The overall results showed that the FDDS of the invention was capable of maintaining an increased nicotinamide plasma levels in vivo for a period of at least 8 hours after ingestion.

Example 6: Preparation of Floating Drug Delivery System with Levodopa and/or Carbidopa Materials

Levodopa (Ph.Eur.quality), Carbidopa (Ph.Eur.5.8 quality) and HPMC (Hypromellosum 4000 mPa·s., viscosity 2% m/V) were obtained from Bufa BV, Uitgeest, The Netherlands). Macrogol 6000 (Polyethylenglycolum 6000) was obtained from Fagron, The Netherlands. Eudragit RL PO (Pharma Polymere, Röhm GmbH) was obtained from Chemische Fabric, Kirschenallee, Darmstadt, Germany.

Methods

A number of different coating dispersions (also referred herein as “suspensions”) were prepared (see Table 6). The required amount of HPMC was weighted to a beaker and then mixed with Ethanol (100 ml). Subsequently, the active substances were added in the amounts indicated below. In parallel, in another beaker Macrogol 6000 was prepared by melting at a temperature not higher than 80° C., after melting, ethanol (50 ml) was added and subsequently the required amount of Eudragit RL PO was added. The cooled solution was mixed with the contents of the first beaker to provide a coating dispersion.

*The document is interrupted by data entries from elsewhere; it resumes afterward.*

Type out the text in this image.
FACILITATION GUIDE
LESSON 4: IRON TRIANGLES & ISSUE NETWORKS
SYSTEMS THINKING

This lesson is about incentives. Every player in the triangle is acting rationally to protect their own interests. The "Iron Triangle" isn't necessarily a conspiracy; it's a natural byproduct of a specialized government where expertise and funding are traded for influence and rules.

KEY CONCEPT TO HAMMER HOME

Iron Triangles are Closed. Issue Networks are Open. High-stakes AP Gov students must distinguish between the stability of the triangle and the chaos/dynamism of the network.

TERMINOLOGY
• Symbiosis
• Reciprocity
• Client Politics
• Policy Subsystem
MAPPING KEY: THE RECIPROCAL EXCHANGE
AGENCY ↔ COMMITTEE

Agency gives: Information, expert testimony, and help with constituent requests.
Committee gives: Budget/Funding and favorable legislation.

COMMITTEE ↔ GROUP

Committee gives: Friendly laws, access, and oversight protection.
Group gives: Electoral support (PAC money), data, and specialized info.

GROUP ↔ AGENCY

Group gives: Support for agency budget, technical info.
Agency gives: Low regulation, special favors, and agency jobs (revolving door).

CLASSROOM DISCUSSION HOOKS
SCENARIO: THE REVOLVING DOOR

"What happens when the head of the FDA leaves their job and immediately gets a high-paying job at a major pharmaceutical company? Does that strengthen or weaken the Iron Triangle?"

TABLE 6 composition of the different coating suspensions. Ingredient Coating 1 Coating 2 Coating 3 Coating 4 Coating 5 HPMC 4.0 g 4.0 g 5.0 g 5.0 g 4.0 g Eudragit RL 3.5 g 3.5 g 3.5 g 3.5 g 3.5 g PO Macrogol 1.0 g 1.0 g 1.0 g 1.5 g 1.0 g 6000 levodopa 6.0 g 7.0 g 7.0 g carbidopa 0.6 g 0.6 g 0.7 g 0.7 g Ethanol 150 ml 150 ml 150 ml 150 ml 150 ml

Hard gelatin capsules (No. 3) were coated with the different coating dispersions using an appropriate spray nozzle according to standard procedures. Briefly, the coating dispersion was sprayed onto the surface of the capsules rotating in a small container under a heated air stream until the required amount of drug-polymer mixture as determined by weight analysis was sprayed on the capsules.

Dissolution test were performed in a beaker with 500 ml of 0.1 M HCl at pH=1.03-1.09 at a temperature of 34-38° C. while stirring at 150 rpm using a magnetic stirrer.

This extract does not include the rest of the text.